The primary disputed and open issues include questions regarding:• Whether methodologies for determining FRAND royalty rates or damages must take into account concerns about patent hold-up and royalty stacking or whether implementers must provide proof of actual hold-up or royalty stacking;• Whether courts should apply the incremental value rule in determining FRAND rates and damages;• What constitutes a “comparable license” for benchmarking purposes; and• Whether the appropriate royalty base is limited to the “smallest salable patent practicing unit,” and what that actually means (i.e., whether a patent is fully implemented by the end-user device such as the handset or a component part, such as the chipset).
In this three-part series, we focus on these issues of FRAND royalty rates and damages in the context of patent infringement or contract litigation within the United States. We review the case law to date and discuss its implications.
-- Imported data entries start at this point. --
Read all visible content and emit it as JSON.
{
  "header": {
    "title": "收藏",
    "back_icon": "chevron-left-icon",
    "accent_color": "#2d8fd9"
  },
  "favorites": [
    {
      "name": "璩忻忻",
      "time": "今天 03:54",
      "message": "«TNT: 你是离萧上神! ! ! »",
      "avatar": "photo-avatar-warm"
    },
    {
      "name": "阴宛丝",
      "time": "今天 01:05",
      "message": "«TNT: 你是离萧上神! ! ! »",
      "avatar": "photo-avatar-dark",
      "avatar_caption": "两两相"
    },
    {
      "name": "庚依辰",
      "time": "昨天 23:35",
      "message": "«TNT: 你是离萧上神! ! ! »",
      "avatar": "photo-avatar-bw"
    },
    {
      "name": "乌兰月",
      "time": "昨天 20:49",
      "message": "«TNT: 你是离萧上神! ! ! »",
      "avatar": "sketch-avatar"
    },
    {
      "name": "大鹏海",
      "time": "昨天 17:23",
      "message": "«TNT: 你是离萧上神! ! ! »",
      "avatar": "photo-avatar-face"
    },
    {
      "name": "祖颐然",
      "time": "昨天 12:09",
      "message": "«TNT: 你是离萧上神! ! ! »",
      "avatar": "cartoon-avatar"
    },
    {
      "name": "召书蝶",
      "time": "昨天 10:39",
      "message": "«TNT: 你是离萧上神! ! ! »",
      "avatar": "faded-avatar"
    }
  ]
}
In this first installment, we focus on two of the most prominent debates over FRAND: the potential for market power abuses that lead to hold-up and royalty stacking. In part two, we turn to appropriate benchmarks and methods for determining FRAND terms. Finally, in part three, we analyze an issue that permeates the spectrum of FRAND issues: the appropriate base for royalty calculations.
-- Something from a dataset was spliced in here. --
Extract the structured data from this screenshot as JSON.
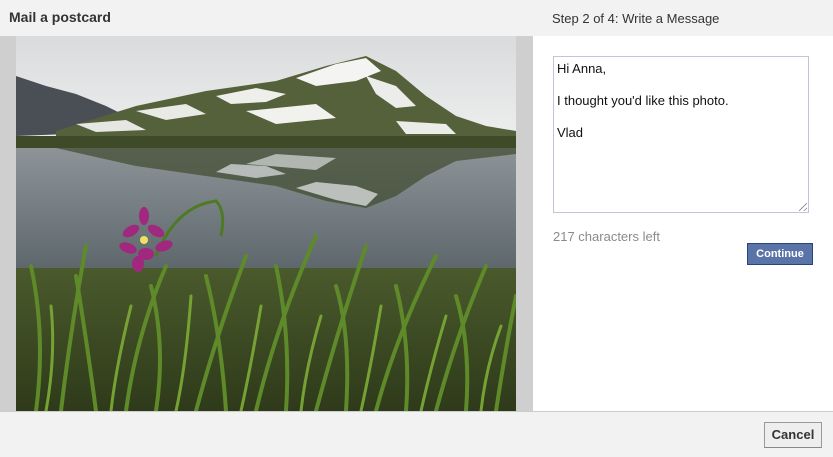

3. Elizabeth Rivera has published an article titled Old Rivals Becoming FRANDs: Using Antitrust Law to Determine Remedies in Cases Dealing with SEPs in 24 Federal Circuit Bar Journal 677 (2015). From the introduction:
The Federal Circuit has not yet had the opportunity to definitively state the extent to which companies can use FRAND agreements against SEP holders to prevent the imposition of cease-and-desist orders, how SEP holders can assert their rights over their patents, and what redress they are allowed upon infringement. Part I of this Article provides an overview of ITC § 337, codified at 19 U.S.C. § 1337, with particular emphasis on 19 U.S.C. § 1337(j)(2), its legislative history, and background information regarding SEPs and FRAND agreements. It will also discuss the few instances in which the presidential veto has been used, provided by 19 U.S.C. § 1337(j)(2), and the reason given for each use. Additionally, it will show that there has been a trend, in district and circuit courts, towards diluting the rights that an SEP holder has over its patents. It introduces the cross-section between antitrust law and patent law. Part II discusses the similarities between patent and antitrust law and why theses regimes should be compared. It describes how doctrines derived from antitrust law could be used to protect SEP holders' rights to continue encouraging innovation in patents while not allowing those same patent holders to force unreasonable terms on others in their industry. Maintaining SEP holders' rights while not conferring on them market power to impose high prices on their competitors is possible by determining what remedies should be imposed upon infringement and calculating damages with methods used in dominant firm antitrust cases. Making litigation in the area of SEPs more standardized would allow SEP holders to know the extent to which their patents are protected rather than having to depend on uncertainty. This Article recommends that the Federal Circuit adopt the method of calculating a fair and reasonable price for FRAND governed SEPs in litigation from antitrust law doctrines. Adopting the alternate method for calculating “damages” will allow the Federal Circuit to more easily determine whether FRAND agreements are reasonable and to what extent they should be enforced in any given situation.